Impeccably crafted Aftersun signals a blistering new cinema talent

Award-winning drama Aftersun reflects the shared joy and private melancholy of a holiday a young woman took with her father 20 years earlier. As Rory Doherty praises, this feature debut signals a blistering new filmmaking talent in director Charlotte Wells.

As a kid, you spend so much of your life in the company of the same couple of grown-ups, you’d be forgiven for thinking you really know who they are. Aftersun, the feature debut from Scottish director Charlotte Wells, dramatises an act of looking back at a parent-child relationship that, although the film never explicitly confirms it, seems to be motivated by a realisation that the child never understood her father, and as an adult now wants to investigate the memories they shared together. The film has a heavy melancholic feeling to it, almost as if it’s pressing down on you throughout until it bursts in a spectacular, poetic way that signals a blistering new filmmaking talent. Aftersun feels precious; impeccably crafted, led by fragile characters, threatening to crack at any moment, but who value resilience above all.

It’s the 1990s, and young father Calum (Paul Mescal) and eleven-year-old daughter Sophie (Frankie Corio) are on a holiday resort in Turkey, filled with grating holiday reps with bright polo shirts, surrounded on all sides with British holidaymakers. This pair are the only characters who come into full focus, the others merely entering the periphery of their lives, fitting for a film that tries to mimic the sensation of remembering. When you hyperfocus on another person, or yourself at a young age, everything else as a result is relegated to the background. Mescal graduates from Normal People to give an equally naturalistic and compelling performance, once again proving his ability to telegraph the neuroses and anxieties of young men.

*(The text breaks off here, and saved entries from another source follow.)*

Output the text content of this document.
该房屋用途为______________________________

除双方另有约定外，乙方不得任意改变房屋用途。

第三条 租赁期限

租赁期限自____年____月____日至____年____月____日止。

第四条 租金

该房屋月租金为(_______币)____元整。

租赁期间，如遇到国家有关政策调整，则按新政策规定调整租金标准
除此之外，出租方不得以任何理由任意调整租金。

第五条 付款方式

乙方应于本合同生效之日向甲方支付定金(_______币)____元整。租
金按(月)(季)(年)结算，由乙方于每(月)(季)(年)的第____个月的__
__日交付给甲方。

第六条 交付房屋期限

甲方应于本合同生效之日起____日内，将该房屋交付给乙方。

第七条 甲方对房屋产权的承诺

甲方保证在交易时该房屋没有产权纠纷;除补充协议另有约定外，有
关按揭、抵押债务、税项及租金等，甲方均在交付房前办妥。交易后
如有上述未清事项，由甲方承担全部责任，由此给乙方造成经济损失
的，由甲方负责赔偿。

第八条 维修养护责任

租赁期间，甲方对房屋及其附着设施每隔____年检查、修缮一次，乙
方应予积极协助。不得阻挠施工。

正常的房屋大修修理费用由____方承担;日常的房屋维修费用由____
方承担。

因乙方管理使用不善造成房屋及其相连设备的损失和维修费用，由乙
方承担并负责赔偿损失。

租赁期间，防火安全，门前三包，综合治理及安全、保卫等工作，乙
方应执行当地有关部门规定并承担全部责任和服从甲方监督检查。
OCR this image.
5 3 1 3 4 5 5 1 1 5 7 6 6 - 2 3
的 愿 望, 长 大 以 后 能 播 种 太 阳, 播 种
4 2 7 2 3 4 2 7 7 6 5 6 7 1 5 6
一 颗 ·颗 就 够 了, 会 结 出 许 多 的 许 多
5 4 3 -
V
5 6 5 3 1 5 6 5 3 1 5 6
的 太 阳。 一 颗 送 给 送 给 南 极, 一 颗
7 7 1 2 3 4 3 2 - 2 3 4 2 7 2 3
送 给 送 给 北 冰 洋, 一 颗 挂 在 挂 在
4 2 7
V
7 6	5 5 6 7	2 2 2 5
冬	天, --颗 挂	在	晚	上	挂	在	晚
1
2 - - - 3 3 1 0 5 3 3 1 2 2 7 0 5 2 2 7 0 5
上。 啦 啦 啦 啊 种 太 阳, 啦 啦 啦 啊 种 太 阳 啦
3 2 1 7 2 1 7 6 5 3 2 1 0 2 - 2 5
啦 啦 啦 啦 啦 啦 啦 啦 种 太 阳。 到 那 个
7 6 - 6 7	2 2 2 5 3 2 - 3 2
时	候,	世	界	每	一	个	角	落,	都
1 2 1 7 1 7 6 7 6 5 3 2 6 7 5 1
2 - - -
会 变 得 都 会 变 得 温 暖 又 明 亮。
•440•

Corio, in her screen debut, is a bright presence, as charismatic as her co-lead and filled with the peppy, stroppy energy that makes all eleven-year-olds buzz. Her obsession with ’90s video cameras is more than a nod to the trajectory Wells’ personal story will ultimately lead, it’s an integral part to Aftersun’s treatment of trying to record memory, not to mention how we perform—feeling either enthused or uncomfortable—when a camera is trained on us. Gregory Oke’s gorgeous cinematography lingers on reflections in glass, underlining the refracted, skewed perspective we’re looking in at this story with. One particularly masterful moment has a camera feed shown on a television, before the feed is cut and we watch the rest of the scene on the television screen’s reflection.

Oke’s camera doesn’t just shine in the slightly showier framing; all the colours of the relatively mundane resort setting shine with the nostalgia every memory is tinged with. That’s not to say the resort feels warm or inviting; the organised fun and cringeworthy holiday reps only underline the general distance Calum and Sophie feel from others, and at times, each other. To spend the whole film feeling at a remove from every other person can bind your soul to someone close, or it can force you deeper within yourself—it’s this binary the characters of Aftersun find themselves in. When Scot Calum mentions how uncomfortable he found even living in Edinburgh, the isolation that clouds him becomes a little clearer.

What happens plotwise in Aftersun isn’t awfully remarkable, what sticks with you are the feelings the story provokes. The parent-child dynamic feels rich thanks to fine, authentic detailing: a tradition karaoking “Losing My Religion”, cheekily asking your dad about your mum, fun facts you use to school your parents on—it all adds up. When the relatable holiday sleepiness morphs late in the film into an stylistically explosive, emotionally transcendent closing sequence to Bowie and Queen’s “Under Pressure”, everything bottled up and unexplained comes rushing out. It’s a remarkable way to end the film, one that feels indebted to producer Barry Jenkins’ coming-of-age lyricism in Moonlight (Jenkins is a producer on Aftersun), but calls even further back to Andrei Tarkovsky’s autobiographical Mirror, where attempts are made to make sense of the past and self through all the cinematic and editing tools available.

It can be difficult sometimes parsing whether moments between Calum and Sophie, like their rituals of applying sunscreen and aftersun oil, are loaded with a specific symbolic meaning or just gently immersing us into the rhythm of their time together. But while intent and meaning can remain vague, the film always manages to convey the gentle mood that smothers the difficult feelings coursing beneath. If you struggle with the relaxed pacing, it’s unlikely Aftersun will offer you nothing, even if it’s the slightest reflection on how uncomfortable navigating a relationship with your parents through childhood memories can be. Like his breakout role in Normal People, Mescal once again inhabits a role that doesn’t just feel real, it reflects a type of person we remember from our own lives. Were you aware how your parents felt back then, Wells’ film asks, do you remember them being vulnerable? What would they think about being seen that way?